D’abord, pas la France. Elle nous a longtemps colonisés. A pillé nos richesses, fragilisé nos ancêtres qui nous ont quittés par le travail forcé qu’elle leur avait imposé. Elle nous a appauvris et n’a laissé aucune trace visible, digne de la France sur nos terres millénaires.
A la décolonisation, dans les années 60, nous avions rêvé, estimant que la France serait notre allié majeur. Nous avons signé des accords de coopération dans plusieurs domaines dont militaire, avec elle. Nous en sommes sortis perdants.
Aucune usine française, au sens plein du terme, n’a pignon sur rue, ni dans nos campagnes, ni dans nos villes principales. Et pourtant, la France et d’autres concurrents occidentaux pompent notre pétrole, en mer, détruisent nos forêts. Ceux des nôtres qui ont des ressources, enrichissent leurs espaces bancaires, louent leurs avions, acquirent des patrimoines dans leurs villes.
Avec la révolution des 13, 14, et 15 août 1963, nous nous sommes rebellés contre elle, cette France, pour nous retourner vers la Chine populaire et les pays de l’Est. M. Charles David Ganao, le ministre des Affaires étrangères du président, Alphonse Massamba-Débat, se retournera ce jour dans sa tombe, lorsque j’aurai dit qu’il aura prononcé, le discours africain le plus brillant de la première moitié du XX ème siècle, en déclarant solennellement, à la tribune des Nations-Unies, la reconnaissance de la Chine populaire par la République du Congo. Une audace à l’époque a fait froid au dos.
De l’URSS, des autres pays de l’Est, de la Chine, nous n’avons, ni dans nos campagnes, ni dans nos villes, une unité de production, avec plus-value locale, où des centaines de Congolais travaillent, bénéficient des droits de protection sociale et contribuent à alléger les souffrances de nos parents.
Donc, jusque-là, ce n’est ni la France, ni la Chine ni les Pays de l’Est, encore moins, les USA qui pourraient développer notre pays.

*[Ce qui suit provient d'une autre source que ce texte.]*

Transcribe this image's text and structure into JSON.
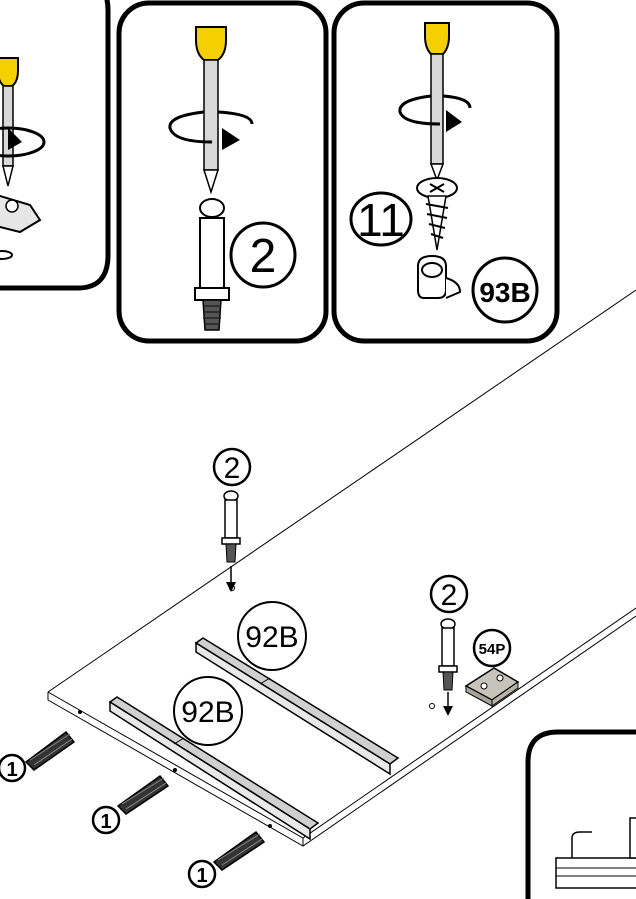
{
  "panels": {
    "left": {
      "marker": ""
    },
    "middle": {
      "part_number": "2"
    },
    "right": {
      "quantity": "11",
      "part_number": "93B"
    }
  },
  "board": {
    "callouts": {
      "dowel_a": "1",
      "dowel_b": "1",
      "dowel_c": "1",
      "cam_bolt_a": "2",
      "cam_bolt_b": "2",
      "rail_a": "92B",
      "rail_b": "92B",
      "hinge": "54P"
    }
  },
  "colors": {
    "outline": "#000000",
    "handle": "#f5d000",
    "shaft": "#d8d8d8",
    "rail": "#d0d0d0",
    "hinge": "#c8c4bc"
  }
}
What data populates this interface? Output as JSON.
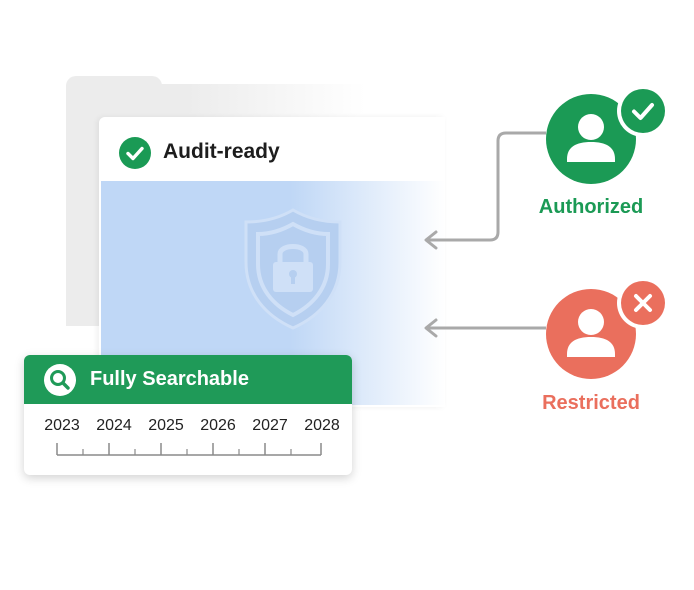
{
  "document": {
    "title": "Audit-ready",
    "icons": [
      "check-icon",
      "shield-lock-icon"
    ]
  },
  "search_card": {
    "title": "Fully Searchable",
    "icon": "search-icon",
    "years": [
      "2023",
      "2024",
      "2025",
      "2026",
      "2027",
      "2028"
    ]
  },
  "access": {
    "authorized": {
      "label": "Authorized",
      "icon": "user-icon",
      "badge_icon": "check-icon",
      "color": "#1b9a55"
    },
    "restricted": {
      "label": "Restricted",
      "icon": "user-icon",
      "badge_icon": "close-icon",
      "color": "#ea6f5d"
    }
  },
  "colors": {
    "green": "#1f9a58",
    "coral": "#ea6f5d",
    "document_blue": "#bfd7f6"
  }
}
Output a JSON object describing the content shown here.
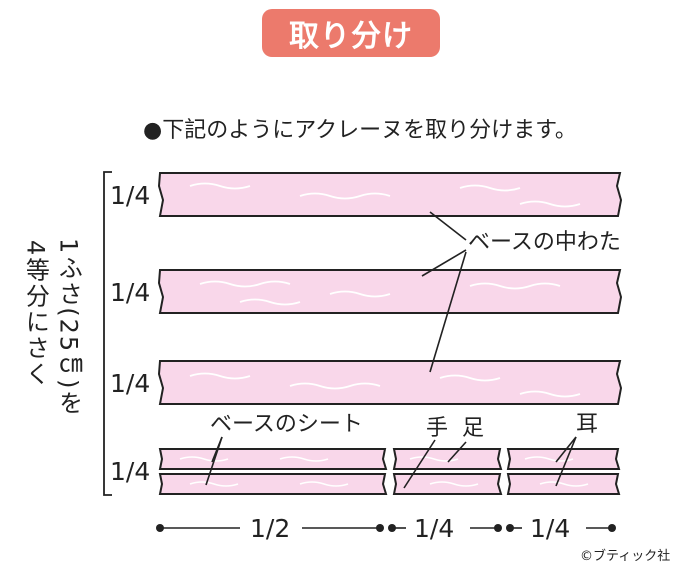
{
  "title": "取り分け",
  "instruction": "●下記のようにアクレーヌを取り分けます。",
  "left_label": {
    "line1": "1ふさ(25㎝)を",
    "line2": "4等分にさく"
  },
  "fractions": {
    "quarter": "1/4",
    "half": "1/2"
  },
  "labels": {
    "base_filling": "ベースの中わた",
    "base_sheet": "ベースのシート",
    "hand": "手",
    "foot": "足",
    "ear": "耳"
  },
  "copyright": "©ブティック社",
  "colors": {
    "badge": "#ec7a6c",
    "strip_fill": "#f9d7ea",
    "strip_wave": "#ffffff",
    "ink": "#222222"
  }
}
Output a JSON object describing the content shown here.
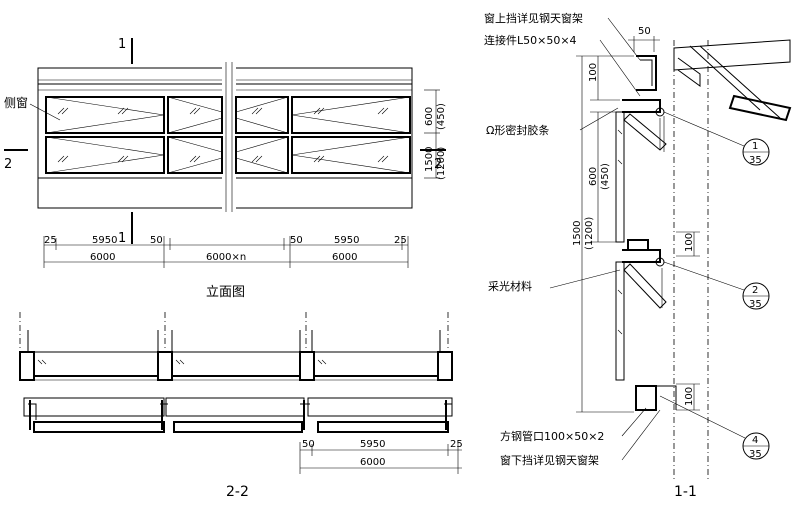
{
  "elevation": {
    "title": "立面图",
    "side_window_label": "侧窗",
    "section_mark_1": "1",
    "section_mark_2": "2",
    "dims_bottom": [
      "25",
      "5950",
      "50",
      "50",
      "5950",
      "25"
    ],
    "dims_total": [
      "6000",
      "6000×n",
      "6000"
    ],
    "dims_right": [
      "600",
      "(450)",
      "1500",
      "(1200)"
    ]
  },
  "section_22": {
    "title": "2-2",
    "dims_top": [
      "50",
      "5950",
      "25"
    ],
    "dims_total": "6000"
  },
  "section_11": {
    "title": "1-1",
    "labels": {
      "top_detail": "窗上挡详见钢天窗架",
      "angle": "连接件L50×50×4",
      "seal": "Ω形密封胶条",
      "glazing": "采光材料",
      "tube": "方钢管口100×50×2",
      "bottom_detail": "窗下挡详见钢天窗架"
    },
    "dims": [
      "50",
      "100",
      "600",
      "(450)",
      "1500",
      "(1200)",
      "100",
      "100"
    ],
    "callouts": [
      {
        "num": "1",
        "sheet": "35"
      },
      {
        "num": "2",
        "sheet": "35"
      },
      {
        "num": "4",
        "sheet": "35"
      }
    ]
  }
}
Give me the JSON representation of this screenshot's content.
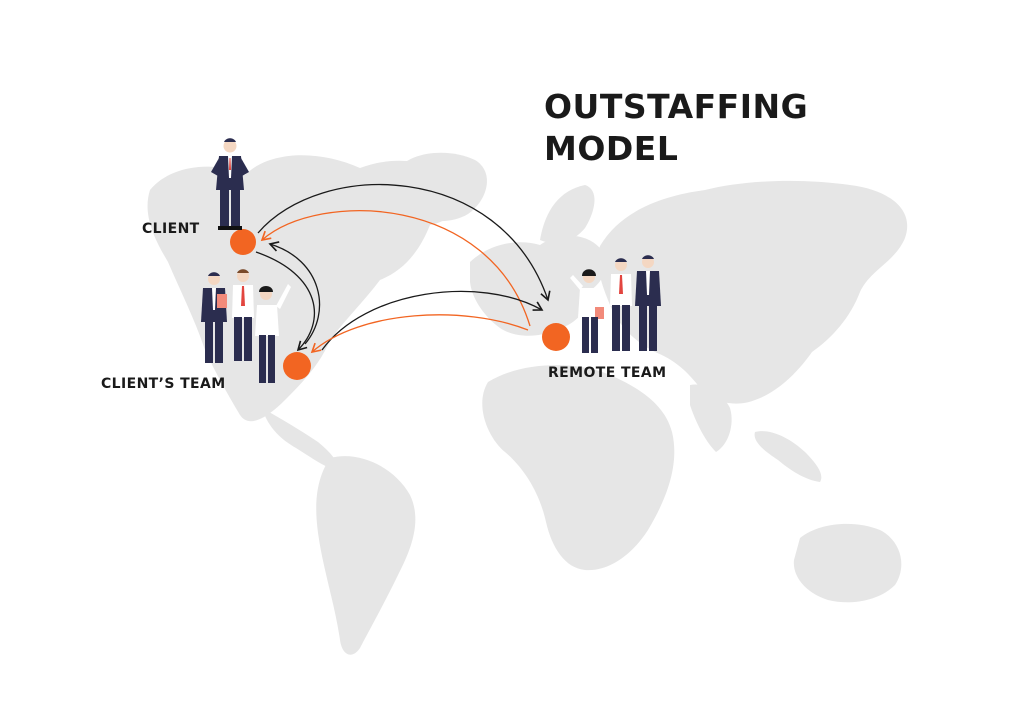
{
  "title": {
    "line1": "OUTSTAFFING",
    "line2": "MODEL"
  },
  "nodes": {
    "client": {
      "label": "CLIENT"
    },
    "clients_team": {
      "label": "CLIENT’S TEAM"
    },
    "remote_team": {
      "label": "REMOTE TEAM"
    }
  },
  "colors": {
    "accent": "#f26522",
    "map": "#e6e6e6",
    "arrow_dark": "#1a1a1a",
    "suit": "#2b2d4f",
    "text": "#1a1a1a"
  },
  "icons": [
    "businessman-figure",
    "businesswoman-figure",
    "arrow-head"
  ]
}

L’éclatement de l’URSS nous est passé sous le nez. La Fédération de la Russie s’est davantage préoccupée de son installation et de la remise en ordre de ses affaires intérieures.

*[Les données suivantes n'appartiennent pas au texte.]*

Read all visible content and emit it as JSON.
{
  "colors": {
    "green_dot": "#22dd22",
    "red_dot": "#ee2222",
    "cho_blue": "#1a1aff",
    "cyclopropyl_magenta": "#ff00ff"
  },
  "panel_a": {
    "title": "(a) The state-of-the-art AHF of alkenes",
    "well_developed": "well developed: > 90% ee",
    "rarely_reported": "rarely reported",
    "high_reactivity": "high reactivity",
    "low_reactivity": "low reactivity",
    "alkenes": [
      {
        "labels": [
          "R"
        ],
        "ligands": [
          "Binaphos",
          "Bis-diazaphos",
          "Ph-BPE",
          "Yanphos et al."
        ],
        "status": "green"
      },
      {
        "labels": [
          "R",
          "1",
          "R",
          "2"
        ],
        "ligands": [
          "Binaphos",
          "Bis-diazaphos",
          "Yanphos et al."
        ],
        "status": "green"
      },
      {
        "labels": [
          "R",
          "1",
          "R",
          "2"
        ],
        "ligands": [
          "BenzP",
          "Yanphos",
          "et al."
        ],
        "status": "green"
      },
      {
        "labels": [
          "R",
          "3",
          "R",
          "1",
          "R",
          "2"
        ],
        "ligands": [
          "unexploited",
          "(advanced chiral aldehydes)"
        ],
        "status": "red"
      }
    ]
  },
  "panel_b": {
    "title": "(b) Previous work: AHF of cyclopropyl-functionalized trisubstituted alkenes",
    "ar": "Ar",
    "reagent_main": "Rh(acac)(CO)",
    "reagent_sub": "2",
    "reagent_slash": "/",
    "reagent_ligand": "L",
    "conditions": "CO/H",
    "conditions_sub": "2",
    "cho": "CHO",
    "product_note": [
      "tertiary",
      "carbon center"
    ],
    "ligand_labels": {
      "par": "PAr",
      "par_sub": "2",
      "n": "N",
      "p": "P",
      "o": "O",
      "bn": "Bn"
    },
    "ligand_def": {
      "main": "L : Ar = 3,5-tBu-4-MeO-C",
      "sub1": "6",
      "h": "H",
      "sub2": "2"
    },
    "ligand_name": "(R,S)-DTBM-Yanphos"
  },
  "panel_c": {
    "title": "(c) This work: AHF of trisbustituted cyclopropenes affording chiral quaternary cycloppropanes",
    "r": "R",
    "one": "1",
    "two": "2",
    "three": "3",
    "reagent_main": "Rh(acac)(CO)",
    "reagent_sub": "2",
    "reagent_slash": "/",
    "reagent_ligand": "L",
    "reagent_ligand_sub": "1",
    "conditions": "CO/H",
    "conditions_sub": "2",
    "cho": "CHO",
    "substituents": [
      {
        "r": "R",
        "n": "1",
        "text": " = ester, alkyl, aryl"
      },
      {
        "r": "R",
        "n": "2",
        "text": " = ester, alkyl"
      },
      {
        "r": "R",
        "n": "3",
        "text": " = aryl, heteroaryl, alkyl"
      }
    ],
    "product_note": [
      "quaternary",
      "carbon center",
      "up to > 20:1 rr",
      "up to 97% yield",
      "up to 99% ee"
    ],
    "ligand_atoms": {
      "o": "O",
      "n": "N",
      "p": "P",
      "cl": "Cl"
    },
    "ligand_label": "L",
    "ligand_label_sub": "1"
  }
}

Je dis, détrompons-nous. Parce que ces derniers temps, une nouvelle logique politique emballe les dirigeants et les populations africaines. Des drapeaux russes flottent dans les manifestations populaires. Le Groupe Wagner semble apparaître, dans la conscience collective de certains peuples et même dans les calculs des présidents africains comme, d’une part, la force de frappe pouvant mettre hors d’état de nuire les contestations d’opposition pour les changements politiques dans les pays. De l’autre, l’outil nécessaire, par sa milice, pour protéger et accompagner les prétentions de maintien de longue durée au pouvoir.
Je dis détrompons-nous. Ce ne sera ni la France, ni la Chine, ni la Russie, encore moins, le Groupe Wagner qui sauvera les peuples africains de leurs souffrances ou calmera l’ardeur des djihadistes dans le Sahel.
Je dis, détrompons-nous. Ce sera plutôt nous-mêmes. Nous-mêmes, peuples africains, par notre intelligence collective, notre détermination, notre sens de responsabilité et notre rapport au progrès.
Nous-mêmes, ces dirigeants, véritables représentants des peuples, au pouvoir, pour construire les projets nationaux et tourner le dos à la gestion clanique et artisanale du pouvoir, à toutes ces autres basses attitudes qui tirent nos pays vers le bas et les infantilisent devant l’Occident, la Russie et la Chine.
Qu’en Afrique, chaque crise militaire ou civil et chaque fin de mandat légal, qui débouche sur des signaux de contestation trouvent la solution dans des Etats Généraux de la nation, sans exclusive, pour une solution politique apaisée, aux fins de marcher ensemble sur les plates-bandes d’une autre manière de gouverner.
En tout cas, détrompons-nous.
Ce n’est pas eux. Ce sera nous-mêmes.
Ouabari Mariotti
est Ancien Garde des Sceaux du professeur Pascal Lissouba.